Mail Archives: djgpp/2000/01/19/11:48:20
On 19 Jan 00, at 11:49, Eli Zaretskii wrote:
>
> On Wed, 19 Jan 2000 pavenis AT lanet DOT lv wrote:
>
> > > The main objection is this: the ANSI Standard says that a program
> > > which doesn't include any header files should still have the same
> > > behavior as when it does.
> >
> > I think such goal is not reachable.
>
> Perhaps not in 100%, but it doesn't mean we shouldn't try.
>
> > It was also said that removal such definition (DJGPP_MINOR at
> > compiler startup) should cause hard to debug problems. Here is simple
> > (and easy to use) rule that would force GCC to emit errors on such
> > problems (for us to be able to fix them):
>
> The case was with programs that were ported *before* v2.03. What you
> suggest is reasonable, but it doesn't help for old code.

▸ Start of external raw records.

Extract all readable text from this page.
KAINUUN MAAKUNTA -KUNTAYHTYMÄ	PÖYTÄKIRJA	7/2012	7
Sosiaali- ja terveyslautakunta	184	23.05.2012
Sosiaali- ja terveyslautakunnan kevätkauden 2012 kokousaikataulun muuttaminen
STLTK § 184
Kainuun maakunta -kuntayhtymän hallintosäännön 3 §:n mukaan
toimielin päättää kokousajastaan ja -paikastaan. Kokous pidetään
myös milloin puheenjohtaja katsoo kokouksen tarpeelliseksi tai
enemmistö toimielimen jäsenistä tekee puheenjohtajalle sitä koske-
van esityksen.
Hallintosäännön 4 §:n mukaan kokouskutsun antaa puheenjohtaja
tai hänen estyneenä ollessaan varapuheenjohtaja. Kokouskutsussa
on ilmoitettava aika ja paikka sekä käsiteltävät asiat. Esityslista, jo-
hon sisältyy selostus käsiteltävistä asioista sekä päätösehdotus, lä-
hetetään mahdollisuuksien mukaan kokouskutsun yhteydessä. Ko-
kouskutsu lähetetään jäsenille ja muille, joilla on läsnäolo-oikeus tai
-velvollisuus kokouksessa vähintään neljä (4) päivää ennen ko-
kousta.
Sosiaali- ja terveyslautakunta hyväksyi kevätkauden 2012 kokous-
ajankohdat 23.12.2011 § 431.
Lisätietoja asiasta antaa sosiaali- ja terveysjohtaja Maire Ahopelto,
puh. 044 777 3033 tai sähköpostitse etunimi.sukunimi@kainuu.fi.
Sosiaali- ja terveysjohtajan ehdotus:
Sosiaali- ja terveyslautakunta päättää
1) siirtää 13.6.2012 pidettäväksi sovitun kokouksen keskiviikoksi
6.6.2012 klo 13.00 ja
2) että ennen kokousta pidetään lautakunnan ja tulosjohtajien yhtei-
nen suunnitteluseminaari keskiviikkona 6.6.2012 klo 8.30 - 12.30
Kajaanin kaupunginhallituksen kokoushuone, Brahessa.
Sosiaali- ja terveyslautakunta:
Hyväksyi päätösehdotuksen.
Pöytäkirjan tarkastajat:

We'll here is sample of very simple script that detects such definitions that should be
avoided:
#! /bin/sh
for file in `cat manifest/$1`; do
case $file in *.c|*.cc|*.h|*.C)
cat $file | \
awk '$1=="#define" && $2=="DJGPP_MINOR" {found=1} END {exit found}' ||\
echo $file ;;
esac;
done
It works for DJGPP packages which have .mft files, but it's simple to modify it
to scan a directory tree instead (tested: script found include/sys/version.h
in djdev203 as it should). After removal of explicit #define DJGPP_MINOR and
#undef DJGPP_MINOR in user code (and header files) the remaining work will
be done by GCC.
Of course it would be complicated for novices, but I think novices are likely
not to use definition of DJGPP_MINOR anyway.